The large wave of strikes in 1919 and the Russian Revolution convinced Attorney General A. Mitchell Palmer that strikes and immigrant radical organizers were part of a worldwide communist conspiracy. He appointed a young J. Edgar Hoover to lead the intelligence division within the Justice Department, to track radicals.


Between November 1919 and January 1920, Palmer dispatched federal agents to raid the offices of radical and labor organizations throughout the country, arresting more than 5,000 people, most of them without warrants.

The government then deported hundreds of radicals, including those who belonged to the IWW and the Communist Party. As a result, the IWW was effectively destroyed, and the Socialist Party’s presence in the US also crumbled. The Palmer Raids represented an intense identification of patriotic Americanism with support for the status quo.


The crackdown on labor organizations and radicals occurred because society felt threatened from within. Think back to the slacker raids during WWI, mentioned in Module 14 — people were at odds with each other, wanting to defend America from any “enemies” or “subversives” that might be lurking within.

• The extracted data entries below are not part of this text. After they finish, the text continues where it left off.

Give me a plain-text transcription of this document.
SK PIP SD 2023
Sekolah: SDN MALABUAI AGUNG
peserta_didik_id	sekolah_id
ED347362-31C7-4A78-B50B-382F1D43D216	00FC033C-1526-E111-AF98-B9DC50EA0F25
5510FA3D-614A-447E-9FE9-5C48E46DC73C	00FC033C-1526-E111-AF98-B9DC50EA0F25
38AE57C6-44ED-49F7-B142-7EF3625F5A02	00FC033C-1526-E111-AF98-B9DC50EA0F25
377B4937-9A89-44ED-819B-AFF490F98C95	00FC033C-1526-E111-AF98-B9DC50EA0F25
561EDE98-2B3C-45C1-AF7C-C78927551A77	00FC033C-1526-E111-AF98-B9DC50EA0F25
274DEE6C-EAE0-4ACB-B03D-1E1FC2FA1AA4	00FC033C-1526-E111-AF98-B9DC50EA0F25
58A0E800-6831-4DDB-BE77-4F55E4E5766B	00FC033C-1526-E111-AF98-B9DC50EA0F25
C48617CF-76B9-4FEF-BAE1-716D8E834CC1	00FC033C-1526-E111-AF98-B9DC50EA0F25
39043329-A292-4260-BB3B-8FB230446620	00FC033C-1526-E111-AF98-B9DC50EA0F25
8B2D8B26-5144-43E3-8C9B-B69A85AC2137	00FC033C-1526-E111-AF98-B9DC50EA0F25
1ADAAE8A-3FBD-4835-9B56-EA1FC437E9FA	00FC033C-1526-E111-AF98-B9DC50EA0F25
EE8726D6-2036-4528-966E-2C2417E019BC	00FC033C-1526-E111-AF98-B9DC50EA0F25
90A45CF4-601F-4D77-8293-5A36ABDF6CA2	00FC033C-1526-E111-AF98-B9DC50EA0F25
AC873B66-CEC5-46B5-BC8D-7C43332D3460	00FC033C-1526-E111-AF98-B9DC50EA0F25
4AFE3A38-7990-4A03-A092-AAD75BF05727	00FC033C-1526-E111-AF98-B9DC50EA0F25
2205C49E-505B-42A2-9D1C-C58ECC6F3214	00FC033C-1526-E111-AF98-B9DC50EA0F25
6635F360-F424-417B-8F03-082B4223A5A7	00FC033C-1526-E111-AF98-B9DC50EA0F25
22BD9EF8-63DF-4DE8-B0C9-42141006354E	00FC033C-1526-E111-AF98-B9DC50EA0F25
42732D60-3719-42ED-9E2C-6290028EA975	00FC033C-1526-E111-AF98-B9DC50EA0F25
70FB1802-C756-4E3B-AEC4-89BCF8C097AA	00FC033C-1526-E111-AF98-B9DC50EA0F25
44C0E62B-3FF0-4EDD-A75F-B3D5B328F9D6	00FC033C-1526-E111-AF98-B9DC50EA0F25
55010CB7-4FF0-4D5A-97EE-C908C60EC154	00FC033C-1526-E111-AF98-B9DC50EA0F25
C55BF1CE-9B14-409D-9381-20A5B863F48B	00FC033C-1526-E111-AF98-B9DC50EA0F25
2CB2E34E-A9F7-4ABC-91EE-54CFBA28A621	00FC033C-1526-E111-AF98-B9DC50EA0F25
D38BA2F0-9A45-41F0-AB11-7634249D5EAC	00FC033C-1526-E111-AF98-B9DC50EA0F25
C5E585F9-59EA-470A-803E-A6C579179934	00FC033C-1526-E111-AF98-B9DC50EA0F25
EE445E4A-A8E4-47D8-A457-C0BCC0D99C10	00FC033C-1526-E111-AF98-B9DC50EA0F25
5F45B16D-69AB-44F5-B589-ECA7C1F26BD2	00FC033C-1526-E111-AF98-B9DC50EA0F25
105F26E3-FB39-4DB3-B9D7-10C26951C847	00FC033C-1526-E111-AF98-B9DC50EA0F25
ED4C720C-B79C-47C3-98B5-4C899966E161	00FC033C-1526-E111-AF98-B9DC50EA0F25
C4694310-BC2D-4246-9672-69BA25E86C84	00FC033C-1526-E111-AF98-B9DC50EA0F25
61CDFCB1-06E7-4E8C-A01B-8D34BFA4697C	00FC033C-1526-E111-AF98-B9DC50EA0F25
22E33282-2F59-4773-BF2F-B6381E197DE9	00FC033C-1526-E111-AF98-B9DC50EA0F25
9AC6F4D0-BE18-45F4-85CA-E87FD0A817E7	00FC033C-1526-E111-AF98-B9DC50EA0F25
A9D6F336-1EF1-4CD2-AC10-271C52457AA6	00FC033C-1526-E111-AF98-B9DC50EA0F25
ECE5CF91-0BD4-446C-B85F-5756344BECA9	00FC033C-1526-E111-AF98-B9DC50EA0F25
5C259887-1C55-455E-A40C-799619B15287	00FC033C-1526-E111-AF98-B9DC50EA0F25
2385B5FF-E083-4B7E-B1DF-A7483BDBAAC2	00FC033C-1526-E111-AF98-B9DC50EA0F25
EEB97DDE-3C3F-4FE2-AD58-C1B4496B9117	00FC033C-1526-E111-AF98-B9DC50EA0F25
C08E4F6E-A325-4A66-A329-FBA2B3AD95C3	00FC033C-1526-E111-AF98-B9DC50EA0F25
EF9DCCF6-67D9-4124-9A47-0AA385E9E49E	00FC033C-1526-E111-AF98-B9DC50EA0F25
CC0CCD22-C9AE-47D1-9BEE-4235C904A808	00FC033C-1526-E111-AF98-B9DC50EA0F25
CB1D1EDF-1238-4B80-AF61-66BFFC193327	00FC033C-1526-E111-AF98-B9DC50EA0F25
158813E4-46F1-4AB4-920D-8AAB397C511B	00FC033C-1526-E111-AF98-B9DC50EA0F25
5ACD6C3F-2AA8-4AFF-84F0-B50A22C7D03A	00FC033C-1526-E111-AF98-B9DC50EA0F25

Uncle Sam picking up caricatures of anarchist and radical immigrants and sending them down a slide to a ship marked "Deportation." The immigrants keep running back to go down the slide again.
"Deporting the Reds" Political Cartoon

In the spring of 1920, Palmer claimed to have uncovered a “Red” plot to seize national power on May 1 and deployed troops to protect government officials and buildings. When the day passed with no action, Palmer’s credibility was badly shaken. On September 16, 1920, an actual terror attack did occur. An anarchist group exploded a large bomb in front of the offices of J.P. Morgan Company on Wall Street in New York. The explosion killed 38 people and wounded 400 others. It was the deadliest terror incident on American soil until the Oklahoma City bombing of 1995. The attack helped shift national politics in a more conservative direction.




Poll #1:

Consider all we’ve explored about immigration and labor organizing up to this point. In your opinion, what about the 1919 wave of strikes was more threatening to US employers and government? The connection to immigrants? Or the connection to socialism and communism? Answer the poll below, or access it here.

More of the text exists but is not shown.